Early A&E issues were very heavy on the actual play stories, and one of the characters with a lot of stories under her belt was Brilliant Jade, a fox spirit (a fox who turns herself human, taken from Chinese myth). This is interesting to me for a few reasons. One, the lycanthrope was actually pretty thoroughly covered in the early A&Es, frequently as a player type and not specifically a monster so much. Two, the concept was freely borrowed from myth and inserted without a lot of world-building or fantasy mythologizing around it. You had fox spirits in myth, therefore they were relevant in D&D. Three, the boundary between player and monster types was very deeply fluid.

A couple of other examples should suffice for what I mean. A number of writeups include the fact that monsters were given character levels, this long before 3e made it standard. Hobgoblins could be 6th level Fighters just as well as humans. As time went on and more statistics were printed in the zine, monster writeups often included a full experience chart with multiple levels detailed out. I really like the implications of this, because it lets you come up with monsters that are really varied and unique.

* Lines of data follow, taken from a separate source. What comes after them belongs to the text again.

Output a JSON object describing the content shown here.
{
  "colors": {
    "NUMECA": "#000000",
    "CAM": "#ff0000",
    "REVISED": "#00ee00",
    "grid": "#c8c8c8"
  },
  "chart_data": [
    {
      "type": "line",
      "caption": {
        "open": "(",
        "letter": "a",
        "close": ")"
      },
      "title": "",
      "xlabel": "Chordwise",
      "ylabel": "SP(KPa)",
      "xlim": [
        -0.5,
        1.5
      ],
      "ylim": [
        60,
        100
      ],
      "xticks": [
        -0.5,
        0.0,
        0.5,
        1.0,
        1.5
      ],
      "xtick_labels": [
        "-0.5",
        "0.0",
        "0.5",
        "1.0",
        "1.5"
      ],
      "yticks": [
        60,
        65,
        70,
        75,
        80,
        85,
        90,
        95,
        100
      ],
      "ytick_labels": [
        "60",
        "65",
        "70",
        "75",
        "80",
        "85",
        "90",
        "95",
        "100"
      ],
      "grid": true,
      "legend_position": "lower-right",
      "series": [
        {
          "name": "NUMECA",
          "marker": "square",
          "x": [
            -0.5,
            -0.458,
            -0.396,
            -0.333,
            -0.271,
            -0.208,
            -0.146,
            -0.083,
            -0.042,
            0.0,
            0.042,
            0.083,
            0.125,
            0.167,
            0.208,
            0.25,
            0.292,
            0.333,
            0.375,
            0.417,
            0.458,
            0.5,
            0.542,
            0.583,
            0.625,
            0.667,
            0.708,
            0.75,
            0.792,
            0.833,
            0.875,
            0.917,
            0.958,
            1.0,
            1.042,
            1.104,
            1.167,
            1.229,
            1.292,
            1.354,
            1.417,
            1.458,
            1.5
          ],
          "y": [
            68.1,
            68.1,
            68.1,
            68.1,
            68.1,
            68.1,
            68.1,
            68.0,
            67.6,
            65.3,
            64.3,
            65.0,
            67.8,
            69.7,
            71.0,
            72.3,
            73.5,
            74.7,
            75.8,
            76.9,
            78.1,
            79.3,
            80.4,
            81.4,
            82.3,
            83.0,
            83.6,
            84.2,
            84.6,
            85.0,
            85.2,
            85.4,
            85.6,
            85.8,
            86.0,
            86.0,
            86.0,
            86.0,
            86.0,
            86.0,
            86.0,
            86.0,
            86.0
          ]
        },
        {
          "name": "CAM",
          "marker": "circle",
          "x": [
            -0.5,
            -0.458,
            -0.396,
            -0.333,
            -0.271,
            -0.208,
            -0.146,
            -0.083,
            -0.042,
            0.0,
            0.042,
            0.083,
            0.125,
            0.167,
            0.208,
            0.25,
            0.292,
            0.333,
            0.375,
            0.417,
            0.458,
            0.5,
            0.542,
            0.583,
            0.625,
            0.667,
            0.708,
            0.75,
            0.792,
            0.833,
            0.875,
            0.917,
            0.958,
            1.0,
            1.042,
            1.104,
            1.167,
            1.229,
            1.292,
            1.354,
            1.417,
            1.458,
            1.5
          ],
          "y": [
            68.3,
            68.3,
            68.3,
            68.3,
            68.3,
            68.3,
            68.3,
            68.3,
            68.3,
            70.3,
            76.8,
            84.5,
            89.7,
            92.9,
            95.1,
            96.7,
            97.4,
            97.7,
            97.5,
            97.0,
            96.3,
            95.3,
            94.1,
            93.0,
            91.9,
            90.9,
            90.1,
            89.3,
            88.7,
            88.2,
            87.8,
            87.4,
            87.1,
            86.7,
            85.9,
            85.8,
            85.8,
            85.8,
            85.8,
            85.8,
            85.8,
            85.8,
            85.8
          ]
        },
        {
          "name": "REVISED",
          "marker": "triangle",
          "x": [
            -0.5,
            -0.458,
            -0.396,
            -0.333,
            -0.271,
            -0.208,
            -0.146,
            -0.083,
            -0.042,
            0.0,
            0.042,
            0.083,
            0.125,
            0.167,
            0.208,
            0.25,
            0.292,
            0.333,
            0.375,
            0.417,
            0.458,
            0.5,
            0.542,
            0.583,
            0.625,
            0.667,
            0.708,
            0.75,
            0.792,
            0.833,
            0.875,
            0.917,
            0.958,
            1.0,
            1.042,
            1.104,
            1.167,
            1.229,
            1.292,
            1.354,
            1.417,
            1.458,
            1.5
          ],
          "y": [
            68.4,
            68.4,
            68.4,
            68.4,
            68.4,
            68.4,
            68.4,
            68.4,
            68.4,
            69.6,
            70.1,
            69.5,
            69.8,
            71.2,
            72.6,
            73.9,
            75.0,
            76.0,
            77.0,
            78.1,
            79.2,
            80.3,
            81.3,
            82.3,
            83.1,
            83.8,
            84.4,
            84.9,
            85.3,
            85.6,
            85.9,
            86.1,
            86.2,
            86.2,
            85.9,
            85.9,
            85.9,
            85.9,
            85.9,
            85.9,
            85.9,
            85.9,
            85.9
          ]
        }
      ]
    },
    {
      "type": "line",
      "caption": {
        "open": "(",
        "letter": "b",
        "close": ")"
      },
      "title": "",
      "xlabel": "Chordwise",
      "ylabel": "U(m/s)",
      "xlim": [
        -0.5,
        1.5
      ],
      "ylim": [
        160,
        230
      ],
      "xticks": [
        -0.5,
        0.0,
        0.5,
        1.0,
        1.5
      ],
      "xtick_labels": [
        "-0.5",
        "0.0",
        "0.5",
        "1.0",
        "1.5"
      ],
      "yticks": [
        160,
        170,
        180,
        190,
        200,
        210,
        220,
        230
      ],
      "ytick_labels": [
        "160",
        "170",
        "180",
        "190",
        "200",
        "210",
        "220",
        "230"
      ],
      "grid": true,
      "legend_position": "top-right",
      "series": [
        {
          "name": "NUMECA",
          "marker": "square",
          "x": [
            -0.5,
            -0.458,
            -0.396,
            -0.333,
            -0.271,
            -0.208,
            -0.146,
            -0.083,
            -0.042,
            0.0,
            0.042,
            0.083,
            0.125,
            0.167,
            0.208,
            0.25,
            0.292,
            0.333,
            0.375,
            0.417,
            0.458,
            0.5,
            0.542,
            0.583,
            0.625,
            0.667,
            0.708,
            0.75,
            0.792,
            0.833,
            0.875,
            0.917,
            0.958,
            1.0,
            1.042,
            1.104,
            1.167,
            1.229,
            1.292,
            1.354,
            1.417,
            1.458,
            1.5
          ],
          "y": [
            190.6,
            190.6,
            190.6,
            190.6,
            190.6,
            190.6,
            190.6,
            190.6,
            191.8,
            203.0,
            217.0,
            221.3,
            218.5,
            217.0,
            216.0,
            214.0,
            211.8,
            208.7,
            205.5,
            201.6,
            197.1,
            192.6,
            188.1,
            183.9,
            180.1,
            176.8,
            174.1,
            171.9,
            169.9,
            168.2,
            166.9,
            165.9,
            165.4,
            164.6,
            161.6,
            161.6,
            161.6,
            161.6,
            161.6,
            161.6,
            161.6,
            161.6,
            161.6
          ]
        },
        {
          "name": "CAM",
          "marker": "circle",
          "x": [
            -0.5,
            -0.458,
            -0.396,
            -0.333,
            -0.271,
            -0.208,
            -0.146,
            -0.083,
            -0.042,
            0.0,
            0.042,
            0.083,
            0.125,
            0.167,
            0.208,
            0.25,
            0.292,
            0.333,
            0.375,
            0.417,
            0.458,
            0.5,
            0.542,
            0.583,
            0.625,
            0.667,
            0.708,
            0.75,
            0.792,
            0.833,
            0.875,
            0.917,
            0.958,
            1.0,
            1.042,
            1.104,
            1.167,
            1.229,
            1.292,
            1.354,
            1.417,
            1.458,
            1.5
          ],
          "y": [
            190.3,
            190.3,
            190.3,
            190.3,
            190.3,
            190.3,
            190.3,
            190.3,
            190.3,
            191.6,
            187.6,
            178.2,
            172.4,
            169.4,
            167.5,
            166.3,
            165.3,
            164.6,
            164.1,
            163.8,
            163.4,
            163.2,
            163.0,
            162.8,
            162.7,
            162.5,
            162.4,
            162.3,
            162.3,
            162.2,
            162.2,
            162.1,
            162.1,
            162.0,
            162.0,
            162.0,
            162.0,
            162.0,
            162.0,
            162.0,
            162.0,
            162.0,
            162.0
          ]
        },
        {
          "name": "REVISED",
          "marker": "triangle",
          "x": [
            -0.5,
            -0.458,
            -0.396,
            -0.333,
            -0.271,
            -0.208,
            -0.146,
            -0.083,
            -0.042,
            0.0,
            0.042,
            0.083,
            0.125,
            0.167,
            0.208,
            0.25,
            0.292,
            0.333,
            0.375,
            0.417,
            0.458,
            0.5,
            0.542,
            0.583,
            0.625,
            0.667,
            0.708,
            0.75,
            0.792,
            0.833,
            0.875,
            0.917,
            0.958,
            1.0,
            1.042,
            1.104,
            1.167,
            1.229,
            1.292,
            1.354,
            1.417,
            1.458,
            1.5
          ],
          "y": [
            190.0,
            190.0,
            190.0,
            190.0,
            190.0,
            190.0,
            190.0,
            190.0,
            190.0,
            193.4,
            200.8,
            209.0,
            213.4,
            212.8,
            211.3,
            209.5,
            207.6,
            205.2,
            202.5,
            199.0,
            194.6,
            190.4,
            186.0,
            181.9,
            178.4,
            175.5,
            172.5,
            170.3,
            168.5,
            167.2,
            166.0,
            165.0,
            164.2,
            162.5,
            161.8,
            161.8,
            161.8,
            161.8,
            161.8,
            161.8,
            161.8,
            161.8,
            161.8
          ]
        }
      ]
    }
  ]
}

It's interesting that this method, which seems to have fallen by the wayside for AD&D in favor of simply adding to the variety of monsters, was embraced most in 3e, where it allowed for nigh-infinite fine tuning of opponents. With OD&D, it's radically different. Since the system is so much simpler, it's possible to do this much more easily. The example that brought me to realize that this was an early phenomenon was a reference to an "F6 Hobgoblin," who would have 6 levels as a Fighting-Man. 6 HD, possibly better AC from armor, hits as a 6 HD monster. This seems to me like a simple way to make a lot more out of a small inventory of traditional monsters, and just the sort of thing one would expect of the time before there were dozens of books full of monster statistics. Definitely something that will find its way into the lower works of my dungeon.

3 comments:

  1. Did you ever contribute to AnE?

    I have been there for 35+ issues

    ReplyDelete
  2. No, I haven't, to be honest. I have been reading the very early issues (1-20) as part of my own ongoing project, which is to take a historical approach to "what were people doing in actual play in the 70s?". I'm curious, what kind of material is in the current A&E?

    ReplyDelete
  3. AnE is really not too much about gaming anymore (no fault of Lee Gold);
    about 1/3rd politics, 1/3 personal and 1/3rd gaming split between a large varity of RPG systems.
    DnD4E arrived without creating much commentary.

    Your historical view would be a welcome insight.